Os arts. 241, 241-A e 241-B do ECA aludem a registros, por qualquer meio audiovisual, de cenas de sexo explícito ou pornográficas envolvendo menores. Só que são registros reais, cuja posse e principalmente compartilhamento ou exibição importam em danos concretos à imagem ou à honra de vítimas certas e determinadas. Mas quando o art. 241-C alude a simulação, através de "adulteração, montagem ou modificação", devemos perguntar: quem é a vítima?
Naturalmente, se alguém toma a fotografia de Alice, criança de 5 anos, e a adultera, colocando-a numa situação sexualmente degradante, não paira dúvida de que Alice é a vítima e teve sua privacidade, sua autoestima violadas. Contudo, a adulteração pode ser feita usando-se, p. ex., fragmentos de fotografias, de modo que o rosto final não pertença a nenhum ser humano que já tenha pisado sobre a Terra. Uma pessoa inexistente. Quem é a vítima? Qual o bem jurídico afetado?
O questionamento não é nada desprezível, considerando que hoje, por meio de programas de computador utilizáveis por pessoas minimamente treinadas, é possível criar imagens virtuais e povoar a Internet de crianças nas mais inomináveis situações eróticas. Haverá crime? Supõe-se que sim, na medida em que o legislador, mais uma vez, permitiu-se o uso das expressões genéricas pelas quais é alucinado: "qualquer outra forma de representação visual". Parece natural concluir que, ao criar personagens fictícios através de softwares, o indivíduo lança mão de uma forma de representação visual e, com isso, incorreria em crime. Só que um crime sem vítimas e sem bem jurídico afetado. Algo, por conseguinte, que num mundo civilizado jamais poderia ser criminalizado.
É algo fácil escapar da presente crítica através de outro expediente sempre lembrado pelos utilitaristas de plantão: a vítima é a sociedade, pois toda e qualquer pessoa tem interesse em preservar a integridade moral e genérica de suas crianças e adolescentes. Com essa tradicional válvula de escape, justifica-se qualquer sandice.
Note-se, por fim, que o tipo penal em apreço tem penas superiores às que são cominadas para a lesão corporal leve, violência doméstica, omissão de socorro com resultado morte e maus-tratos, dentre outros. Logo, altamente questionável no que tange, também, ao princípio da proporcionalidade.

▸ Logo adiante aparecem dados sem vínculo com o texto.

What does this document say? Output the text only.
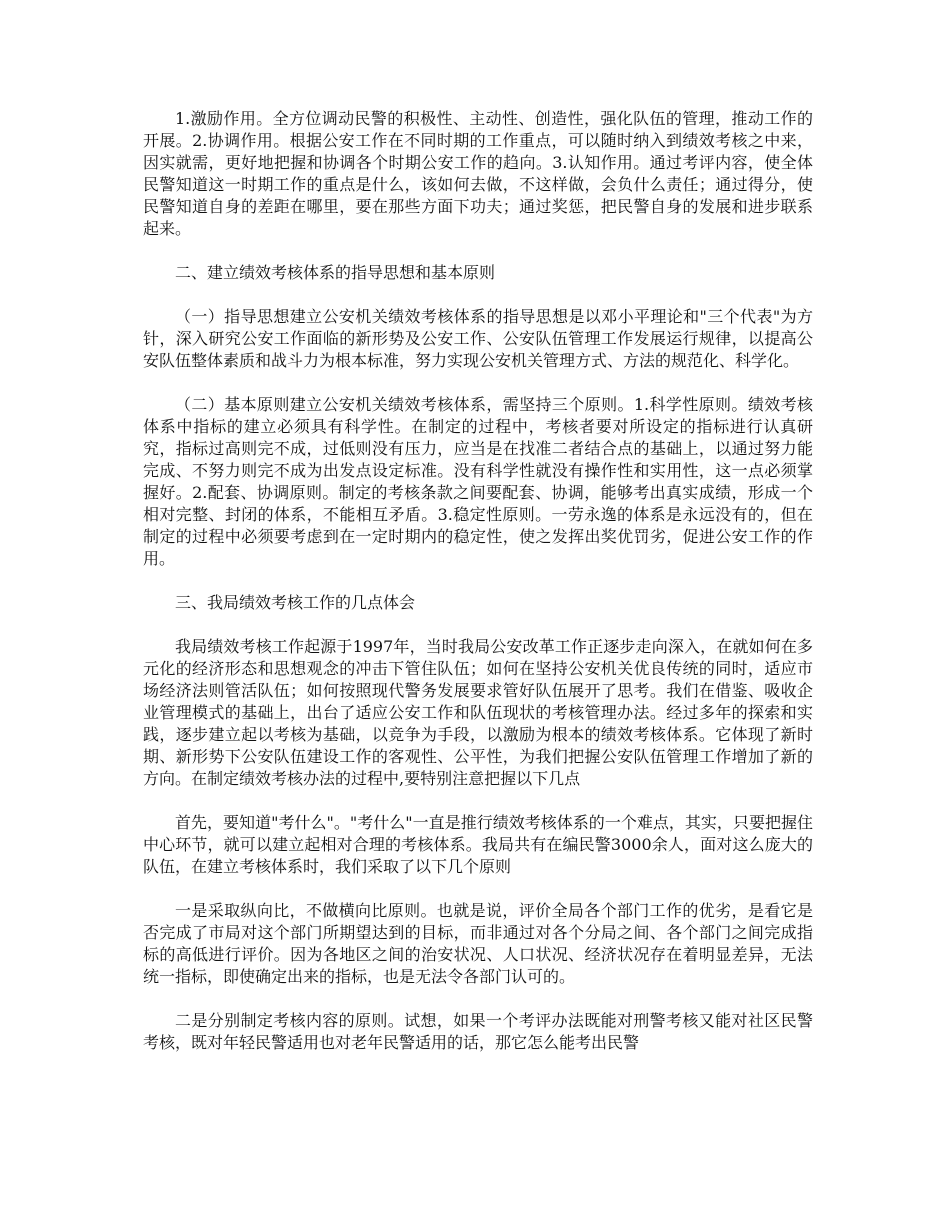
1.激励作用。全方位调动民警的积极性、主动性、创造性，强化队伍的管理，推动工作的开展。2.协调作用。根据公安工作在不同时期的工作重点，可以随时纳入到绩效考核之中来，因实就需，更好地把握和协调各个时期公安工作的趋向。3.认知作用。通过考评内容，使全体民警知道这一时期工作的重点是什么，该如何去做，不这样做，会负什么责任；通过得分，使民警知道自身的差距在哪里，要在那些方面下功夫；通过奖惩，把民警自身的发展和进步联系起来。

二、建立绩效考核体系的指导思想和基本原则

（一）指导思想建立公安机关绩效考核体系的指导思想是以邓小平理论和"三个代表"为方针，深入研究公安工作面临的新形势及公安工作、公安队伍管理工作发展运行规律，以提高公安队伍整体素质和战斗力为根本标准，努力实现公安机关管理方式、方法的规范化、科学化。

（二）基本原则建立公安机关绩效考核体系，需坚持三个原则。1.科学性原则。绩效考核体系中指标的建立必须具有科学性。在制定的过程中，考核者要对所设定的指标进行认真研究，指标过高则完不成，过低则没有压力，应当是在找准二者结合点的基础上，以通过努力能完成、不努力则完不成为出发点设定标准。没有科学性就没有操作性和实用性，这一点必须掌握好。2.配套、协调原则。制定的考核条款之间要配套、协调，能够考出真实成绩，形成一个相对完整、封闭的体系，不能相互矛盾。3.稳定性原则。一劳永逸的体系是永远没有的，但在制定的过程中必须要考虑到在一定时期内的稳定性，使之发挥出奖优罚劣，促进公安工作的作用。

三、我局绩效考核工作的几点体会

我局绩效考核工作起源于1997年，当时我局公安改革工作正逐步走向深入，在就如何在多元化的经济形态和思想观念的冲击下管住队伍；如何在坚持公安机关优良传统的同时，适应市场经济法则管活队伍；如何按照现代警务发展要求管好队伍展开了思考。我们在借鉴、吸收企业管理模式的基础上，出台了适应公安工作和队伍现状的考核管理办法。经过多年的探索和实践，逐步建立起以考核为基础，以竞争为手段，以激励为根本的绩效考核体系。它体现了新时期、新形势下公安队伍建设工作的客观性、公平性，为我们把握公安队伍管理工作增加了新的方向。在制定绩效考核办法的过程中,要特别注意把握以下几点

首先，要知道"考什么"。"考什么"一直是推行绩效考核体系的一个难点，其实，只要把握住中心环节，就可以建立起相对合理的考核体系。我局共有在编民警3000余人，面对这么庞大的队伍，在建立考核体系时，我们采取了以下几个原则

一是采取纵向比，不做横向比原则。也就是说，评价全局各个部门工作的优劣，是看它是否完成了市局对这个部门所期望达到的目标，而非通过对各个分局之间、各个部门之间完成指标的高低进行评价。因为各地区之间的治安状况、人口状况、经济状况存在着明显差异，无法统一指标，即使确定出来的指标，也是无法令各部门认可的。

二是分别制定考核内容的原则。试想，如果一个考评办法既能对刑警考核又能对社区民警考核，既对年轻民警适用也对老年民警适用的话，那它怎么能考出民警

Em conclusão, dada a possibilidade de a conduta ser perpetrada contra vítima certa e determinada, o tipo penal justifica-se em parte. Por outro lado, deveria o legislador esforçar-se para respeitar ditames básicos, indispensáveis à legitimidade do Direito, evitando a criminalização excessiva, mal explicada e de duvidosa eficácia social.
2 comentários:
Yudice, não sou da área jurídica, mas me parece, também, que não existe exatmente o CRIME DE PEDOFILIA e a sociedade acaba por ser levada ao erro em achar que essa tipificação está prevista na esfera penal.
É chegada a hora, S.M.J, do congresso estabelecer essa tipificação.
Meu caro Oswaldo, com efeito, "pedofilia" é um termo genérico, que não corresponde a um crime específico. Mas ao contrário do que pensas, é melhor que o Congresso Nacional deixe isso quieto, senão vai fazer besteira, como quase sempre.
Compreenda, meu amigo, que a pedofilia pode ser alcançada por diversos tipos penais diferentes: estupro, atentado violento ao pudor, corrupção de menores, exploração de prostituição, tráfico de pessoas, dentre outros. Para esse assunto, não precisamos de mais leis. Precisamos, isto sim, de autoridades mais comprometidas e eficientes. E acima de tudo, precisamos ter mais vergonha na cara. Porque esse universo nefasto só existe porque muitos cidadãos respeitáveis, endinheirados e colunáveis, adoram fazer uma festinha com crianças.
Isso é fato: sem comprador, não há venda.